I didn't actually realize ahead of time that our guest was the bible-thumping, socially challenged wing nut he turned out to be, or perhaps I would have reconsidered the costume. He was the new husband of my childhood French teacher from out of province, and they were stopping by for a brief visit on their way to their honeymoon. The whole thing came about rather suddenly.

After a hug and a handshake hello, our guests sat awkwardly across from my wife and I on the sofa, and I began to catch up with my former teacher. I could feel her husband's eyes on me, and periodically glanced over to find him literally sitting on the edge of his seat, leaning forward to stare at me like a little boy who had just wandered into the freak tent at the circus. To say this became disconcerting and distracting would be an understatement. Apropos of nothing he suddenly blurted, "So did you have a ceremony and everything?". I looked him in the eye for a moment before responding. "Yes, we got married, so there was a ceremony just like every wedding." I wasn't sure where he was going with this, but I was already feeling uneasy with his intense expression and body language. "Well, good for you…because you realize the bible condemns it outright."

Seriously?

My wife somehow managed to politely deflect his judgmental statement, while I was rendered speechless. Our conversation flirted with danger for the next few moments while we tried to get back into neutral territory, but he couldn't let it go. He stated that throughout history people have interpreted the word of the bible to suit their own needs, by saying that God had made them do things, and this absolved them of any responsibility for their own actions. He cited the genocides committed by both Moses and Hitler as examples of people supposedly acting on their interpretations of God's word, and appeared to be making the point that the word of the bible was not always accurate. Then he dropped a verbal bomb. "The bible says the gays and people living in sin should be stoned to death, but now that's a little barbaric." You think?

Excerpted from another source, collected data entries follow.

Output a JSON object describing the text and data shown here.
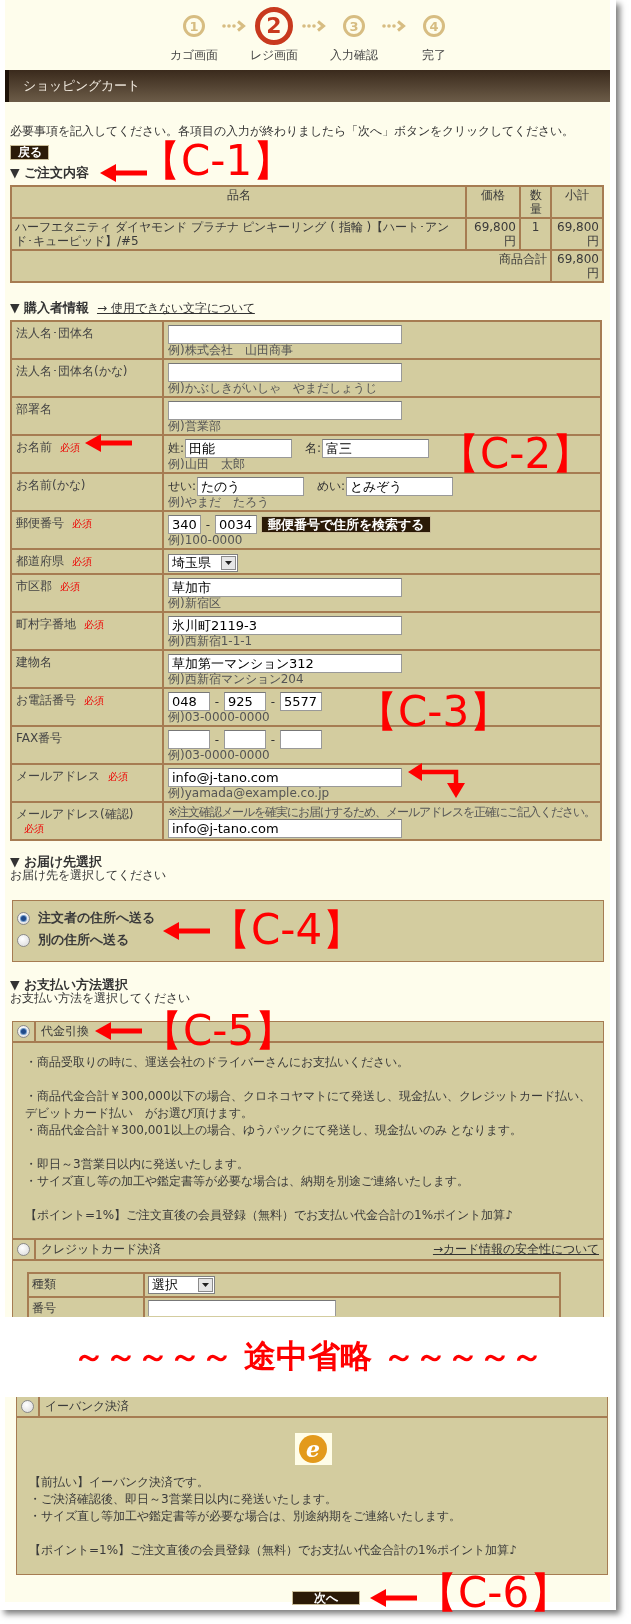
{
  "steps": [
    {
      "number": "1",
      "label": "カゴ画面",
      "current": false
    },
    {
      "number": "2",
      "label": "レジ画面",
      "current": true
    },
    {
      "number": "3",
      "label": "入力確認",
      "current": false
    },
    {
      "number": "4",
      "label": "完了",
      "current": false
    }
  ],
  "header": {
    "title": "ショッピングカート"
  },
  "instructions": "必要事項を記入してください。各項目の入力が終わりましたら「次へ」ボタンをクリックしてください。",
  "back_button": "戻る",
  "order": {
    "heading": "▼ ご注文内容",
    "annotation": "【C-1】",
    "columns": [
      "品名",
      "価格",
      "数量",
      "小計"
    ],
    "rows": [
      {
        "name": "ハーフエタニティ ダイヤモンド プラチナ ピンキーリング ( 指輪 )【ハート･アンド･キューピッド】/#5",
        "price": "69,800円",
        "quantity": "1",
        "subtotal": "69,800円"
      }
    ],
    "total_label": "商品合計",
    "total": "69,800円"
  },
  "buyer": {
    "heading": "▼ 購入者情報",
    "link": "→ 使用できない文字について",
    "annotation": "【C-3】",
    "rows": [
      {
        "label": "法人名･団体名",
        "parts": [
          {
            "kind": "input"
          }
        ],
        "example": "例)株式会社　山田商事"
      },
      {
        "label": "法人名･団体名(かな)",
        "parts": [
          {
            "kind": "input"
          }
        ],
        "example": "例)かぶしきがいしゃ　やまだしょうじ"
      },
      {
        "label": "部署名",
        "parts": [
          {
            "kind": "input"
          }
        ],
        "example": "例)営業部"
      },
      {
        "label": "お名前",
        "required_mark": "必須",
        "annotation": "【C-2】",
        "parts": [
          {
            "kind": "label",
            "text": "姓:"
          },
          {
            "kind": "half-input",
            "value": "田能"
          },
          {
            "kind": "label",
            "text": "名:"
          },
          {
            "kind": "half-input",
            "value": "富三"
          }
        ],
        "example": "例)山田　太郎"
      },
      {
        "label": "お名前(かな)",
        "parts": [
          {
            "kind": "label",
            "text": "せい:"
          },
          {
            "kind": "half-input",
            "value": "たのう"
          },
          {
            "kind": "label",
            "text": "めい:"
          },
          {
            "kind": "half-input",
            "value": "とみぞう"
          }
        ],
        "example": "例)やまだ　たろう"
      },
      {
        "label": "郵便番号",
        "required_mark": "必須",
        "parts": [
          {
            "kind": "tiny-input",
            "value": "340"
          },
          {
            "kind": "separator",
            "text": "-"
          },
          {
            "kind": "short-input",
            "value": "0034"
          },
          {
            "kind": "button",
            "text": "郵便番号で住所を検索する"
          }
        ],
        "example": "例)100-0000"
      },
      {
        "label": "都道府県",
        "required_mark": "必須",
        "parts": [
          {
            "kind": "select",
            "value": "埼玉県"
          }
        ]
      },
      {
        "label": "市区郡",
        "required_mark": "必須",
        "parts": [
          {
            "kind": "input",
            "value": "草加市"
          }
        ],
        "example": "例)新宿区"
      },
      {
        "label": "町村字番地",
        "required_mark": "必須",
        "parts": [
          {
            "kind": "input",
            "value": "氷川町2119-3"
          }
        ],
        "example": "例)西新宿1-1-1"
      },
      {
        "label": "建物名",
        "parts": [
          {
            "kind": "input",
            "value": "草加第一マンション312"
          }
        ],
        "example": "例)西新宿マンション204"
      },
      {
        "label": "お電話番号",
        "required_mark": "必須",
        "parts": [
          {
            "kind": "short-input",
            "value": "048"
          },
          {
            "kind": "separator",
            "text": "-"
          },
          {
            "kind": "short-input",
            "value": "925"
          },
          {
            "kind": "separator",
            "text": "-"
          },
          {
            "kind": "short-input",
            "value": "5577"
          }
        ],
        "example": "例)03-0000-0000"
      },
      {
        "label": "FAX番号",
        "parts": [
          {
            "kind": "short-input"
          },
          {
            "kind": "separator",
            "text": "-"
          },
          {
            "kind": "short-input"
          },
          {
            "kind": "separator",
            "text": "-"
          },
          {
            "kind": "short-input"
          }
        ],
        "example": "例)03-0000-0000"
      },
      {
        "label": "メールアドレス",
        "required_mark": "必須",
        "parts": [
          {
            "kind": "input",
            "value": "info@j-tano.com"
          }
        ],
        "example": "例)yamada@example.co.jp"
      },
      {
        "label": "メールアドレス(確認)",
        "required_mark": "必須",
        "note": "※注文確認メールを確実にお届けするため、メールアドレスを正確にご記入ください。",
        "parts": [
          {
            "kind": "input",
            "value": "info@j-tano.com"
          }
        ]
      }
    ]
  },
  "delivery": {
    "heading": "▼ お届け先選択",
    "subtitle": "お届け先を選択してください",
    "annotation": "【C-4】",
    "options": [
      {
        "label": "注文者の住所へ送る",
        "selected": true
      },
      {
        "label": "別の住所へ送る",
        "selected": false
      }
    ]
  },
  "payment": {
    "heading": "▼ お支払い方法選択",
    "subtitle": "お支払い方法を選択してください",
    "annotation": "【C-5】",
    "methods": [
      {
        "kind": "notes",
        "label": "代金引換",
        "selected": true,
        "paragraphs": [
          [
            "・商品受取りの時に、運送会社のドライバーさんにお支払いください。"
          ],
          [
            "・商品代金合計￥300,000以下の場合、クロネコヤマトにて発送し、現金払い、クレジットカード払い、デビットカード払い　がお選び頂けます。",
            "・商品代金合計￥300,001以上の場合、ゆうパックにて発送し、現金払いのみ となります。"
          ],
          [
            "・即日～3営業日以内に発送いたします。",
            "・サイズ直し等の加工や鑑定書等が必要な場合は、納期を別途ご連絡いたします。"
          ],
          [
            "【ポイント=1%】ご注文直後の会員登録（無料）でお支払い代金合計の1%ポイント加算♪"
          ]
        ]
      },
      {
        "kind": "card",
        "label": "クレジットカード決済",
        "selected": false,
        "link": "→カード情報の安全性について",
        "fields": [
          {
            "kind": "select",
            "label": "種類",
            "value": "選択"
          },
          {
            "kind": "input",
            "label": "番号"
          }
        ]
      }
    ]
  },
  "omission": "～～～～～ 途中省略 ～～～～～",
  "payment_continued": {
    "methods": [
      {
        "kind": "logo",
        "label": "イーバンク決済",
        "selected": false,
        "logo_text": "e",
        "paragraphs": [
          [
            "【前払い】イーバンク決済です。",
            "・ご決済確認後、即日～3営業日以内に発送いたします。",
            "・サイズ直し等加工や鑑定書等が必要な場合は、別途納期をご連絡いたします。"
          ],
          [
            "【ポイント=1%】ご注文直後の会員登録（無料）でお支払い代金合計の1%ポイント加算♪"
          ]
        ]
      }
    ]
  },
  "next": {
    "label": "次へ",
    "annotation": "【C-6】"
  }
}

Was he really sitting in my home, with my wife and I, referring to us as "the gays"?

At this moment his wife–my former teacher–finally joined the conversation by saying, "Oh, don't get him started on religion". As if we'd been in the driver's seat.

It was a most confusing situation, because offensive comments would burst forth from him like uncontrollable tics, but then he would add statements (like the "good for you") that made it seem as though he were trying to be supportive. We still aren't sure what to make of it all. Perhaps it's fair to say that he isn't sure either.

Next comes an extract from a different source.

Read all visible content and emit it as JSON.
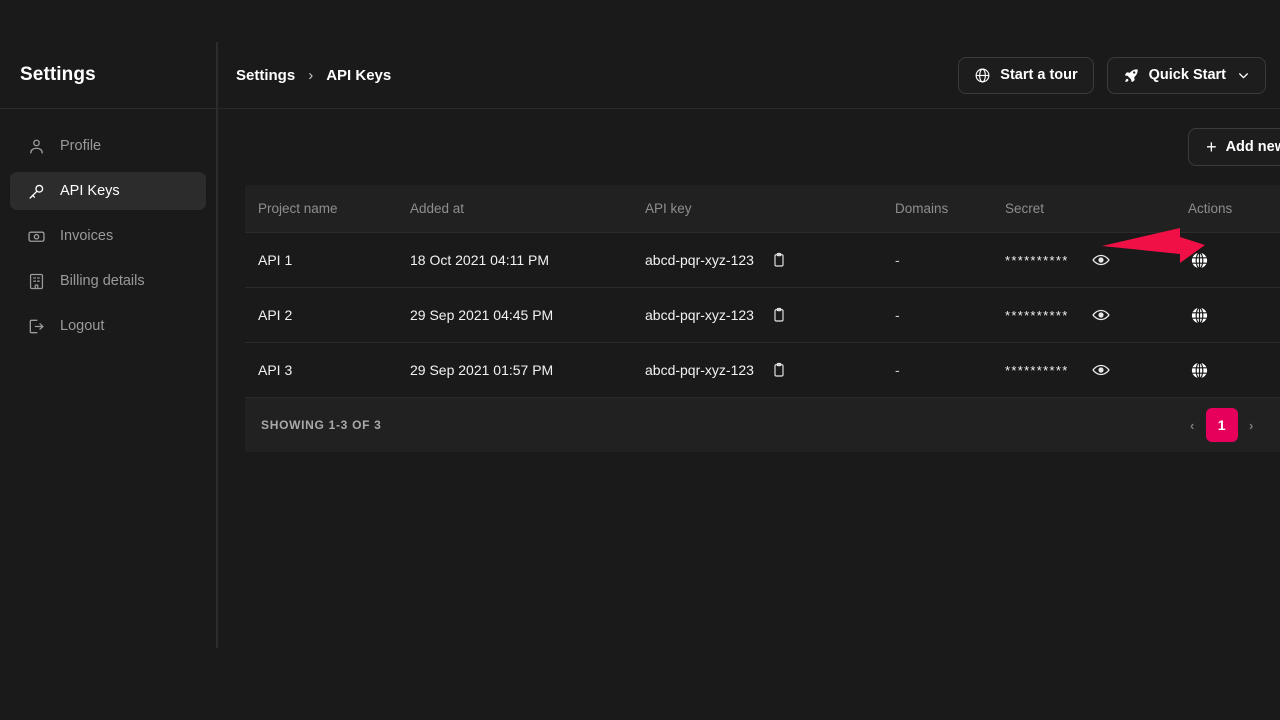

To add insult to injury, my former teacher and I left the room for a moment together, and the preacher man jumped to his feet. He marched over to my wife and got right in her face, close-talking to share information that hadn't been requested. He explained that since his wife had died seven years prior, he and his litter of mostly adult children couldn't keep up with running the house, so they needed someone to help with the cooking and cleaning. I felt sick when I heard this, wondering whether my friend is aware of her perceived role in her marriage.

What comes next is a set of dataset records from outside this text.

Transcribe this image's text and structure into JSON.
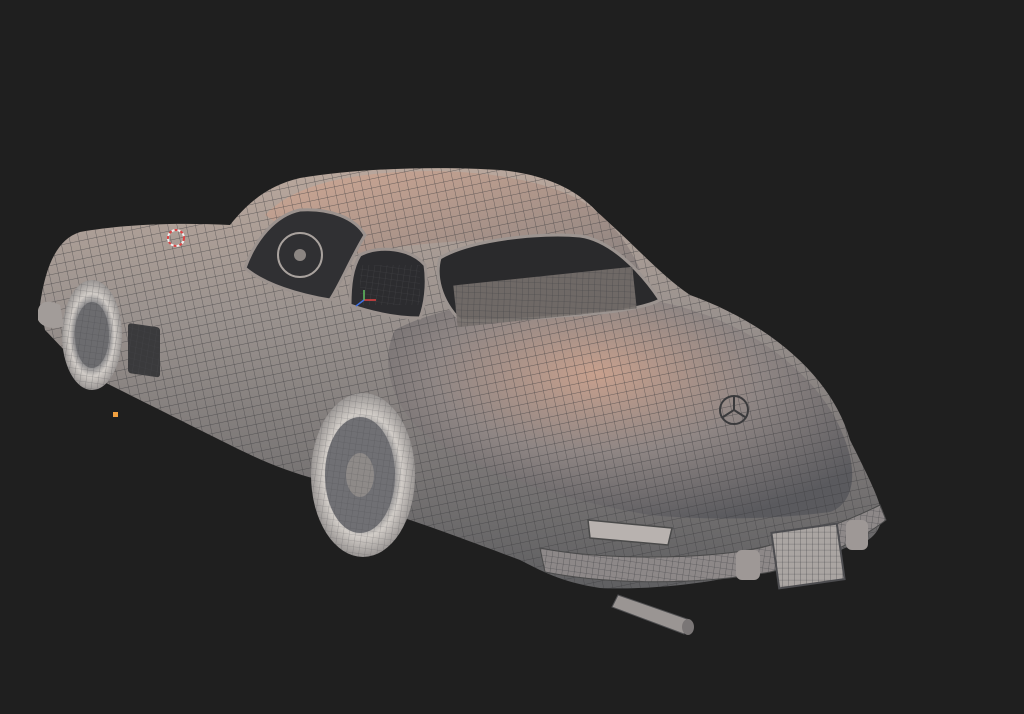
{
  "viewport": {
    "background": "#1f1f1f",
    "object": "car-wireframe-model",
    "mesh_color": "#8e8e8e",
    "wire_color": "#4a4a4a",
    "highlight_color": "#d9a58a",
    "light_marker_color": "#f0a040"
  }
}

The final kicker came when the four of us were seated together again, and my friend told me that since the sale of her house closed just a couple of weeks prior to her wedding, she had moved in with her new fiancé a little early. Apparently this was such an affront to one of her grown soon-to-be stepchildren still living in her soon-to-be-home, that the young man had insisted on pitching a tent and sleeping outdoors to avoid being under the same roof as two people "living in sin". This sort of pious judgement has never made sense to me, and is part of why I can't get behind organized religion. I try to respect the fact that other people have different beliefs than I do, and I wouldn't dream of telling someone else how they should live their life. If you happen to believe that there will be a final judgment day, then it would hold true that there will be consequences that are still of no consequence to you. Live and let live.

We calmly redirected the conversation yet again with our visitors, knowing there was nothing to be achieved in debating this man, and bid them a friendly enough goodbye at the end of their short visit. I do find myself wishing I had a few of those moments back to do over, but we handled it as best we could. I don't know whether to tell my friend now how disappointed I am that she would bring him into our home, knowing his personal views. The chance of us ever seeing them again is quite slim, and I don't want to rain on my friend's newlywed parade, but I'm not comfortable leaving things status quo. I think by not letting her know how we feel we are in fact condoning his behaviour. And his behaviour was just not acceptable.